For the subsequent steps, it is irrelevant whether you create many small rating containers or one global rating container. Many small containers have the advantage that the effect of individual rating sessions could be analyzed separately, while a global rating container keeps all data in one place.

Generating the training set

The training set consists only of the samples (features of each force-distance curve) and the manual ratings. It is stored as a set of small text files on disk. As described earlier, nanite comes with the predefined zef18 training set. In this step, a user-defined training set will be generated for use with nanite.

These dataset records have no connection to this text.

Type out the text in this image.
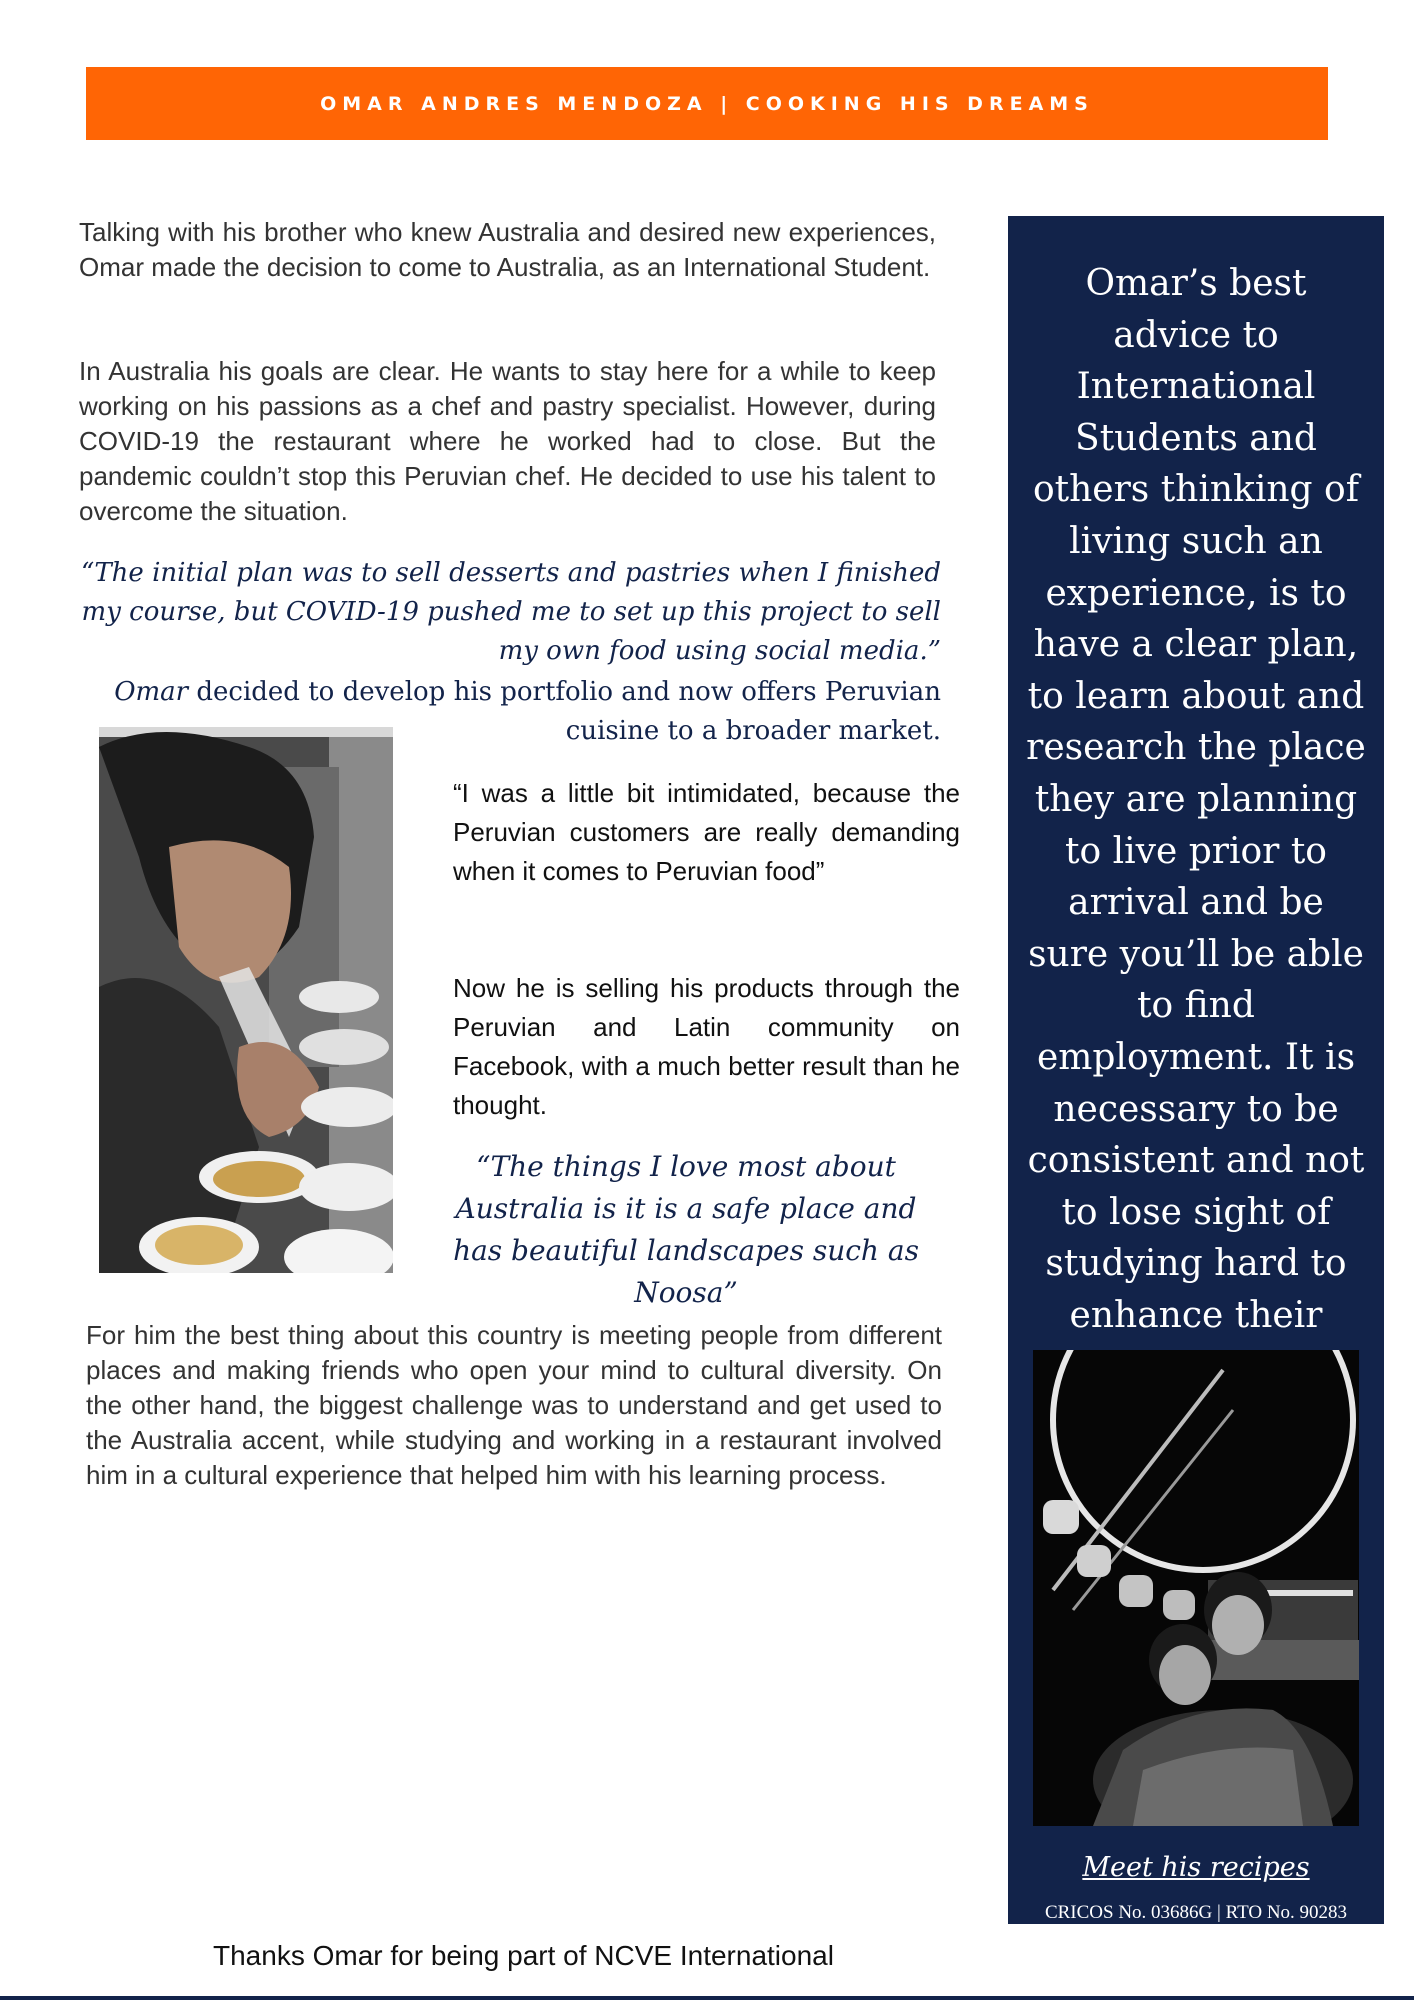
OMAR ANDRES MENDOZA | COOKING HIS DREAMS

Talking with his brother who knew Australia and desired new experiences, Omar made the decision to come to Australia, as an International Student.

In Australia his goals are clear. He wants to stay here for a while to keep working on his passions as a chef and pastry specialist. However, during COVID-19 the restaurant where he worked had to close. But the pandemic couldn’t stop this Peruvian chef. He decided to use his talent to overcome the situation.

“The initial plan was to sell desserts and pastries when I finished my course, but COVID-19 pushed me to set up this project to sell my own food using social media.”

Omar decided to develop his portfolio and now offers Peruvian cuisine to a broader market.

“I was a little bit intimidated, because the Peruvian customers are really demanding when it comes to Peruvian food”

Now he is selling his products through the Peruvian and Latin community on Facebook, with a much better result than he thought.

“The things I love most about Australia is it is a safe place and has beautiful landscapes such as Noosa”

For him the best thing about this country is meeting people from different places and making friends who open your mind to cultural diversity. On the other hand, the biggest challenge was to understand and get used to the Australia accent, while studying and working in a restaurant involved him in a cultural experience that helped him with his learning process.

Omar’s best advice to International Students and others thinking of living such an experience, is to have a clear plan, to learn about and research the place they are planning to live prior to arrival and be sure you’ll be able to find employment. It is necessary to be consistent and not to lose sight of studying hard to enhance their

Meet his recipes
CRICOS No. 03686G | RTO No. 90283
Thanks Omar for being part of NCVE International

Use the command nanite-generate-trainining-set to convert the rating container(s) to a training set:

nanite-generate-trainining-set path/to/nameXY.h5 path/to/training_set/

This will create the folder path/to/training_set/ts_nameXY containing several text files, one for each feature and one for the manual rating.

Applying the training set

To apply the training set when rating curves with nanite-fit, you will have to update the profile using nanite-setup-profile again (see fitting guide). The relevant program output will look like this:

[...]

Select training set:
training set (path or name) (currently 'zef18'): path/to/training_set/ts_nameXY

Select rating regressor:
  1: AdaBoost
  2: Decision Tree
  3: Extra Trees
  4: Gradient Tree Boosting
  5: Random Forest
  6: SVR (RBF kernel)
  7: SVR (linear kernel)
(currently '3'):

Done. You may edit all parameters in '/home/user/.config/nanite/cli_profile.cfg'.

When running nanite-fit data_path output_path now, the new training set is used for rating. The new ratings are stored in output_path/statistics.tsv and can be used for further analysis, e.g. quality assessment or sorting.

If you would like to employ a user-defined training set in a Python script, you may do so by specifying the training set path as an argument to nanite.Indentation.rate_quality.

[1]The SHA256 checksum of zef18.h5 is 63d89a8aa911a255fb4597b2c1801e30ea14810feef1bb42c11ef10f02a1d055.